A group of Canadian human-rights activists and computer security researchers has discovered a huge surveillance system in China that monitors and archives certain Internet text conversations that include politically charged words.
The surveillance is being conducted on users of Tom-Skype, a text messaging network owned by eBay and a Chinese wireless operator. Some of the words that are being flagged: “Falun Gong,” “earthquake,” and “democracy.”
According to the article, China has approximately 30,000 “Internet police” charged with monitoring Internet content in a program called the “Golden Shield Project.”
But this wholesale vacuuming up and warehousing of users’ information based on keywords sounds vaguely…American. Is the Chinese government borrowing a page from the NSA playbook to spy on its citizens?
Perhaps. After all, according to Privacy International, China is a fellow “endemic surveillance society.” Heck, Congress even recently legalized our dragnet, warrantless and suspicionless surveillance program.
Well, the ACLU is doing something about it. Our lawsuit against the FISA Amendments Act is proceeding along in federal court; in fact, a few weeks ago, we filed a brief explaining why the law is unconstitutional.

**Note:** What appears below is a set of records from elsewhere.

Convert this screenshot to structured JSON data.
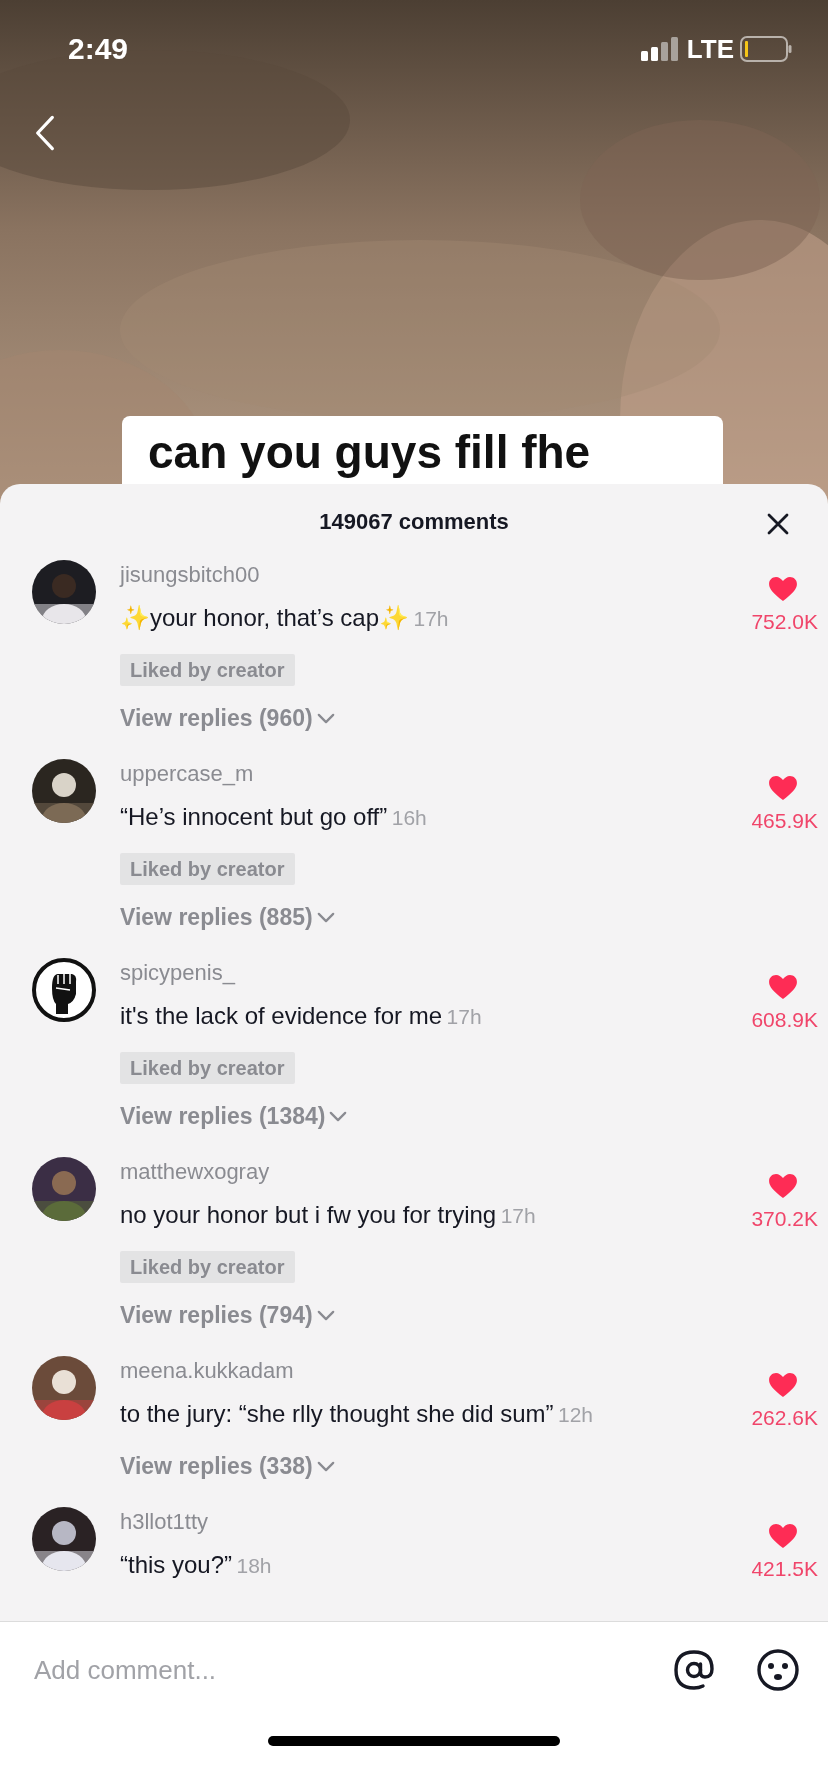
{
  "status_bar": {
    "time": "2:49",
    "network": "LTE"
  },
  "video": {
    "kind": "picture",
    "caption": "can you guys fill fhe"
  },
  "comments_sheet": {
    "title": "149067 comments",
    "comments": [
      {
        "username": "jisungsbitch00",
        "text": "✨your honor, that’s cap✨",
        "time": "17h",
        "badge": "Liked by creator",
        "view_replies": "View replies (960)",
        "liked": true,
        "likes": "752.0K"
      },
      {
        "username": "uppercase_m",
        "text": "“He’s innocent but go off”",
        "time": "16h",
        "badge": "Liked by creator",
        "view_replies": "View replies (885)",
        "liked": true,
        "likes": "465.9K"
      },
      {
        "username": "spicypenis_",
        "avatar": {
          "kind": "fist"
        },
        "text": "it's the lack of evidence for me",
        "time": "17h",
        "badge": "Liked by creator",
        "view_replies": "View replies (1384)",
        "liked": true,
        "likes": "608.9K"
      },
      {
        "username": "matthewxogray",
        "text": "no your honor but i fw you for trying",
        "time": "17h",
        "badge": "Liked by creator",
        "view_replies": "View replies (794)",
        "liked": true,
        "likes": "370.2K"
      },
      {
        "username": "meena.kukkadam",
        "text": "to the jury: “she rlly thought she did sum”",
        "time": "12h",
        "view_replies": "View replies (338)",
        "liked": true,
        "likes": "262.6K"
      },
      {
        "username": "h3llot1tty",
        "text": "“this you?”",
        "time": "18h",
        "liked": true,
        "likes": "421.5K"
      }
    ]
  },
  "input": {
    "placeholder": "Add comment..."
  }
}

The ACLU is trying to make America a little less like China, and a little more like what our founding fathers envisioned when they wrote the Constitution. Letting the government vacuum up all of our international communications with no real restrictions, no real court oversight, and without any suspicion whatsoever, is not what the framers had in mind.
In fact, it was the British practice of issuing “general warrants” that gave government officials unrestricted power to search and seize colonists’ property, books, and papers. It’s this kind of behavior that sparked the American revolution, and was the inspiration behind the Fourth Amendment.